Last week I wrote that here on Lesvos there are some 46 varieties of dragonflies and some 320 varieties of birds. The number of plants here on the island is estimated at about 1,400 to 1,500. A real job to find and document them all.

Last week I went for a walk with two botanists who had met each other only that same day. I soon saw my mistake: going for a walk with one botanist is nice and very interesting. Going for a walk with 2 botanists is a disaster: they put their noses into the long grasses and you can wait as long as you want, but for them no more walking. Their debating about names, sorts, forms and colours has no end.

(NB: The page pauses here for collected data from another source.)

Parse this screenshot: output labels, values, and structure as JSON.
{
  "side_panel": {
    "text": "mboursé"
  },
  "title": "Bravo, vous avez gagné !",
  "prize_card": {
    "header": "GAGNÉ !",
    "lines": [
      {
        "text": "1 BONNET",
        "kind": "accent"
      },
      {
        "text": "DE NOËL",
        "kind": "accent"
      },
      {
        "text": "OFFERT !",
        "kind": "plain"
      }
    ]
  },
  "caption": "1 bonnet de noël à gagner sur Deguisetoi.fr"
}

So yesterday I went for a walk with only one botanist, which still demands some patience, because now it is high season not only for the birdwatchers, but also for the botanists. The island is booming with flowers and on each walk you will find different ones and all are to be photographed and documented. This time we went from Lafionas (close to Petra) to Klapados, a village deserted since the Turks that lived there were chased out in 1920 (rumour says they were all killed). The houses are now taken over by nature.

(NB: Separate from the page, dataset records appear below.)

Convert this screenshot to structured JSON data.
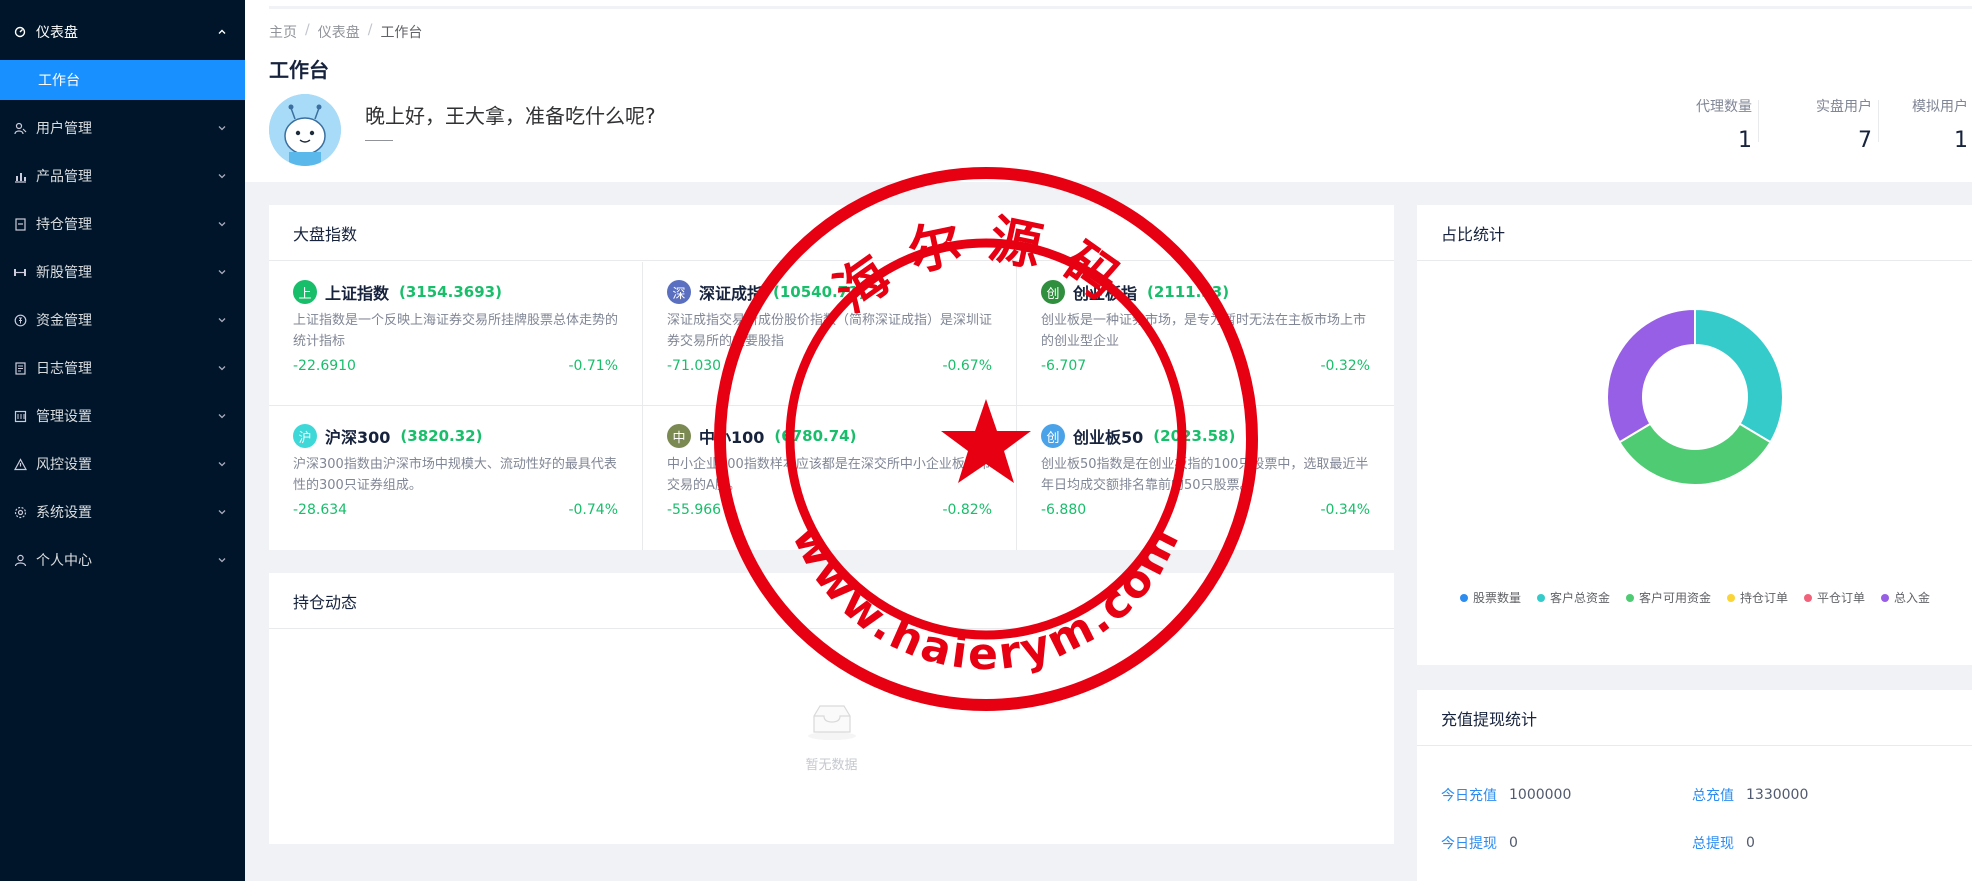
{
  "sidebar": {
    "items": [
      {
        "label": "仪表盘",
        "icon": "dashboard-icon",
        "open": true,
        "children": [
          {
            "label": "工作台",
            "active": true
          }
        ]
      },
      {
        "label": "用户管理",
        "icon": "users-icon"
      },
      {
        "label": "产品管理",
        "icon": "chart-icon"
      },
      {
        "label": "持仓管理",
        "icon": "position-icon"
      },
      {
        "label": "新股管理",
        "icon": "dumbbell-icon"
      },
      {
        "label": "资金管理",
        "icon": "money-icon"
      },
      {
        "label": "日志管理",
        "icon": "log-icon"
      },
      {
        "label": "管理设置",
        "icon": "admin-settings-icon"
      },
      {
        "label": "风控设置",
        "icon": "warning-icon"
      },
      {
        "label": "系统设置",
        "icon": "gear-icon"
      },
      {
        "label": "个人中心",
        "icon": "person-icon"
      }
    ]
  },
  "breadcrumb": {
    "home": "主页",
    "parent": "仪表盘",
    "current": "工作台",
    "sep": "/"
  },
  "page_title": "工作台",
  "greeting": "晚上好，王大拿，准备吃什么呢?",
  "stats": [
    {
      "label": "代理数量",
      "value": "1"
    },
    {
      "label": "实盘用户",
      "value": "7"
    },
    {
      "label": "模拟用户",
      "value": "1"
    }
  ],
  "market": {
    "title": "大盘指数",
    "indices": [
      {
        "badge": "上",
        "badge_color": "#19be6b",
        "name": "上证指数",
        "price": "(3154.3693)",
        "desc": "上证指数是一个反映上海证券交易所挂牌股票总体走势的统计指标",
        "change": "-22.6910",
        "pct": "-0.71%"
      },
      {
        "badge": "深",
        "badge_color": "#5a6fc0",
        "name": "深证成指",
        "price": "(10540.71)",
        "desc": "深证成指交易所成份股价指数（简称深证成指）是深圳证券交易所的主要股指",
        "change": "-71.030",
        "pct": "-0.67%"
      },
      {
        "badge": "创",
        "badge_color": "#2f8f3e",
        "name": "创业板指",
        "price": "(2111.33)",
        "desc": "创业板是一种证券市场，是专为暂时无法在主板市场上市的创业型企业",
        "change": "-6.707",
        "pct": "-0.32%"
      },
      {
        "badge": "沪",
        "badge_color": "#3ed8d8",
        "name": "沪深300",
        "price": "(3820.32)",
        "desc": "沪深300指数由沪深市场中规模大、流动性好的最具代表性的300只证券组成。",
        "change": "-28.634",
        "pct": "-0.74%"
      },
      {
        "badge": "中",
        "badge_color": "#7a8a52",
        "name": "中小100",
        "price": "(6780.74)",
        "desc": "中小企业100指数样本应该都是在深交所中小企业板上市交易的A股。",
        "change": "-55.966",
        "pct": "-0.82%"
      },
      {
        "badge": "创",
        "badge_color": "#4aa3e8",
        "name": "创业板50",
        "price": "(2023.58)",
        "desc": "创业板50指数是在创业板指的100只股票中，选取最近半年日均成交额排名靠前的50只股票。",
        "change": "-6.880",
        "pct": "-0.34%"
      }
    ]
  },
  "holdings": {
    "title": "持仓动态",
    "empty_text": "暂无数据"
  },
  "ratio": {
    "title": "占比统计",
    "legend": [
      {
        "name": "股票数量",
        "color": "#2d8cf0"
      },
      {
        "name": "客户总资金",
        "color": "#36cbcb"
      },
      {
        "name": "客户可用资金",
        "color": "#4ecb73"
      },
      {
        "name": "持仓订单",
        "color": "#fbd437"
      },
      {
        "name": "平仓订单",
        "color": "#f2637b"
      },
      {
        "name": "总入金",
        "color": "#975fe5"
      }
    ]
  },
  "chart_data": {
    "type": "pie",
    "donut": true,
    "categories": [
      "股票数量",
      "客户总资金",
      "客户可用资金",
      "持仓订单",
      "平仓订单",
      "总入金"
    ],
    "values": [
      0,
      1330000,
      1300000,
      0,
      0,
      1330000
    ],
    "colors": [
      "#2d8cf0",
      "#36cbcb",
      "#4ecb73",
      "#fbd437",
      "#f2637b",
      "#975fe5"
    ],
    "legend_position": "bottom"
  },
  "funds": {
    "title": "充值提现统计",
    "rows": [
      {
        "label": "今日充值",
        "value": "1000000"
      },
      {
        "label": "总充值",
        "value": "1330000"
      },
      {
        "label": "今日提现",
        "value": "0"
      },
      {
        "label": "总提现",
        "value": "0"
      }
    ]
  },
  "watermark": {
    "top_text": "海尔源码",
    "bottom_text": "www.haierym.com",
    "color": "#e60012"
  }
}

Standing at the foot of a little waterfall where a huge dark purple Arum (Arum dioscoridis) flowered, I regretted not having stayed home. While I waited for the botanist I followed a tortoise that strolled across the path, I looked for unknown flowers and I tried to identify the different songs of the birds that performed a deafening concert in the mountains. A little later however I didn't at all regret coming for a walk with the botanist: I saw tulips!

I must admit that I am still a Dutch woman who is crazy about tulips. Of course it is now well known that tulips didn't originally come from Holland. They come from somewhere in Central Asia. But it's the Dutch that cultivated the tulips since the 16th century and made all the colourful and fancy varieties that you now see all over the world.

In the 16th century the Austrian ambassador to Turkey took some tulips to his friend Carolus Clusius, who worked in the Royal garden of Vienna. A little later Clusius became professor at the university of Leiden (Holland) and took the tulips with him. He was crazy about tulips and started cultivating them, with beautiful new coloured ones as a result. In 1592 he published a book about tulips, the first book ever written on tulips. The years between 1630 and 1637 are known as the Dutch tulip mania. Tulip bulbs were hyped on the exchange market. A tulip bulb in those years was even more expensive than a house on a canal in Amsterdam! When the speculation crashed, many a merchant went bankrupt.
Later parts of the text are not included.